John P. ElwoodJohn P. Elwood, a partner at Arnold & Porter who has argued nine cases before the Supreme Court, was slightly bolder. He pointed to instances in which a litigant’s late-game change in tactics resulted in the Court’s decision not to hear a case, though he also invoked physicist Niels Bohr’s quote that “prediction is very difficult, especially [if] it’s about the future.”

In November the Court will hear argument in New York State Rifle & Pistol Association v. Bruen. William M. Jay, a partner at Goodwin Procter LLP who has argued 17 cases before the Supreme Court, said that in this instance it is the Court that has adjusted the question presented. “Petitioners had asked the Court to decide whether the Second Amendment allows the government to prohibit ordinary, law-abiding citizens from carrying handguns outside the home for self-defense,” he said.

William M. JayInstead, the question the Court certified to answer is “whether the state’s denial of petitioner’s applications for concealed-carry licenses for self-defense violated the Second Amendment.” The licensing requirement at issue obliges applicants for concealed-carry permits to show a special need or proper cause to the satisfaction of a local licensing official.

On the one hand, Jay said that historically the Court has skeptically viewed programs that give unchecked decision-making power to an individual. On the other hand, the country has traditionally regulated the public’s ability to carry firearms, particularly handguns. “This will definitely be a blockbuster case,” Jay said.

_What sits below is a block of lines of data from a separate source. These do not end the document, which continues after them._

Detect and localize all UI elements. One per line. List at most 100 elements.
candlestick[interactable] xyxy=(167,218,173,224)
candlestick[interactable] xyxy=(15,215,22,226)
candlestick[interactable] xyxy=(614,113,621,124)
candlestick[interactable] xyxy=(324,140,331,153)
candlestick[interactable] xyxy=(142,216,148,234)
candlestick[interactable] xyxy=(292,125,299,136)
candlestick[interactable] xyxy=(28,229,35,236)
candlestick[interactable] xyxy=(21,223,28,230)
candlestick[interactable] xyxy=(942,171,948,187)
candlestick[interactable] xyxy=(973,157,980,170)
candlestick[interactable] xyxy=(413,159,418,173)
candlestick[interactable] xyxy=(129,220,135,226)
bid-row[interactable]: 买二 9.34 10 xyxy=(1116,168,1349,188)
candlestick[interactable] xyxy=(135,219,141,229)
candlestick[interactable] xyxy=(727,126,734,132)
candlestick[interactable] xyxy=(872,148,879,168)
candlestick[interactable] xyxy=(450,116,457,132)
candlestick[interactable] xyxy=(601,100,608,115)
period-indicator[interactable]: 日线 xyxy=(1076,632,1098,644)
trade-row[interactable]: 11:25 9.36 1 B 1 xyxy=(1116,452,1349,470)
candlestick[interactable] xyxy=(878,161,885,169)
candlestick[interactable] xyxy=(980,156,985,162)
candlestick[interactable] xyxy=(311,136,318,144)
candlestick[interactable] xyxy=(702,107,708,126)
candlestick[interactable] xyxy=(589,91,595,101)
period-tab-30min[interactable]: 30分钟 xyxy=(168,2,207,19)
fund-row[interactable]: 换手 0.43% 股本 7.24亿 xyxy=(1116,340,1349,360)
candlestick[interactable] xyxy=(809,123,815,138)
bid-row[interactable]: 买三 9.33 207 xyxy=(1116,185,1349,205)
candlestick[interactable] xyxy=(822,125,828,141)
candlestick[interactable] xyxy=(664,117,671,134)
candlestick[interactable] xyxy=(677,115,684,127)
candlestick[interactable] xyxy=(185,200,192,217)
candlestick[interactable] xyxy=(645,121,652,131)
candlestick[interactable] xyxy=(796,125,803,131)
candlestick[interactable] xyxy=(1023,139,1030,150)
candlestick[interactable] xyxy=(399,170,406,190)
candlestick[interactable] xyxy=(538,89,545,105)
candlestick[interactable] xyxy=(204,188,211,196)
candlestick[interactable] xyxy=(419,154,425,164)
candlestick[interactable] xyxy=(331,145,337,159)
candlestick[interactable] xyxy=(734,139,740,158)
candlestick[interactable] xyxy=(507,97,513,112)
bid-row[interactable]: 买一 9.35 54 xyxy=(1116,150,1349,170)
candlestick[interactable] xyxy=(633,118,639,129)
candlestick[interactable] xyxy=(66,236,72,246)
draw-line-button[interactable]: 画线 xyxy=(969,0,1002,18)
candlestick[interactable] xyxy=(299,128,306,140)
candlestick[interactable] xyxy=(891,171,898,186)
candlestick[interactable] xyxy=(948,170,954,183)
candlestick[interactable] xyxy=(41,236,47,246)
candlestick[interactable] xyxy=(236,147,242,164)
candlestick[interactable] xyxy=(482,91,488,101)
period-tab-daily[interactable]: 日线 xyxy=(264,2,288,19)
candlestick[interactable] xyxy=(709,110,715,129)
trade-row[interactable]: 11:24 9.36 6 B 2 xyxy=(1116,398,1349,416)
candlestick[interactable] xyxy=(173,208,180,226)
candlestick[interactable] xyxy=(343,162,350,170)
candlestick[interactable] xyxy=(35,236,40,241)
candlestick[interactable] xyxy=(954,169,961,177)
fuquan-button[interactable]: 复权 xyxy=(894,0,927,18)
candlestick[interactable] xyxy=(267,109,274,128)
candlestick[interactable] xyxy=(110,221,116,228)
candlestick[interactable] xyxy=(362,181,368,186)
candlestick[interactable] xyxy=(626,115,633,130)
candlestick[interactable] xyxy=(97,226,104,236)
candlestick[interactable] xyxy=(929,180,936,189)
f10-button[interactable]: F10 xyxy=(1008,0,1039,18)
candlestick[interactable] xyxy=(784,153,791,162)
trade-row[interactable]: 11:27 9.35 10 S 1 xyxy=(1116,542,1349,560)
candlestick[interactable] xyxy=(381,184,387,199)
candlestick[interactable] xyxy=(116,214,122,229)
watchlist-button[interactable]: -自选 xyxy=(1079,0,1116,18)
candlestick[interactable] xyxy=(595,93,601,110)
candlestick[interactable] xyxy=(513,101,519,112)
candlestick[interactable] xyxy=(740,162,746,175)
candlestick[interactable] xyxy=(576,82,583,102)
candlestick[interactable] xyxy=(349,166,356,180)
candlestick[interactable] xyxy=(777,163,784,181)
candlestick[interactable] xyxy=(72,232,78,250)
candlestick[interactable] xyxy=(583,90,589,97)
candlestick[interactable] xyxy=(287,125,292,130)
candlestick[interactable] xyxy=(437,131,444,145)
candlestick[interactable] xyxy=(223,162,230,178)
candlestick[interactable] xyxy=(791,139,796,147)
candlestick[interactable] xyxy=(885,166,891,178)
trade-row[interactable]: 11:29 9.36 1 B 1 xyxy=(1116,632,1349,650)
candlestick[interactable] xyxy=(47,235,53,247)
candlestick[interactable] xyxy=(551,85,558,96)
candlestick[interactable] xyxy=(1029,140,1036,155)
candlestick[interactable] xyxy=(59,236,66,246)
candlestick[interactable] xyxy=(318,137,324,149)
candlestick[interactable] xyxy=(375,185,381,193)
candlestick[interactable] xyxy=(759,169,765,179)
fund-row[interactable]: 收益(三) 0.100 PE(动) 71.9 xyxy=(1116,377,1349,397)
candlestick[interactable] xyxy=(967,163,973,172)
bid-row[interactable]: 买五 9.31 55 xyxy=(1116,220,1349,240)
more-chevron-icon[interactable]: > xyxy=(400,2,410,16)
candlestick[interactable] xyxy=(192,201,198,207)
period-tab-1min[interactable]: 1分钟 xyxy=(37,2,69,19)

The third upcoming case discussed, relating to race and affirmative action in college admission, hasn’t been formally accepted by the Supreme Court. Students for Fair Admissions v. President and Fellows of Harvard College challenges the Ivy League institution’s admissions practices. Following a brief review of affirmative action litigation leading up to the present suit, Elwood pointed out an interesting connection between this case and the 2013 admissions case Fisher v. University of Texas. “Students for Fair Admissions is a nonprofit group underwritten by Edward Blum, the former stockbroker who also spearheaded [plaintiff] Abigail Fisher’s lawsuit,” Elwood said.

Harvard is accused of using race in admissions in a way that is not narrowly tailored and that favors some races over others. Students for Fair Admissions argues that the policies particularly disadvantage Asian Americans, and the school fails to employ race-neutral policies that would purportedly continue to meet racial diversity goals. Elwood said that the claim has reached a very different Court than the one seated when the case began.

In June the Court asked the U.S. solicitor general to state the Biden administration’s view of the case, which previously received support under the Trump presidency. Elwood noted that there isn’t a deadline for the solicitor general to respond and suggested that a little delay might be precisely what was intended. “I wouldn’t be surprised at all if the Court decides to kick it down the road a little bit,” he said.

Timing may depend on whether the Court feels that the other matters on the docket can be expeditiously resolved or if there is concern that the case may generate controversy. “It doesn’t take a lot … just a couple of re-lists to kick it over to next term,” said Elwood.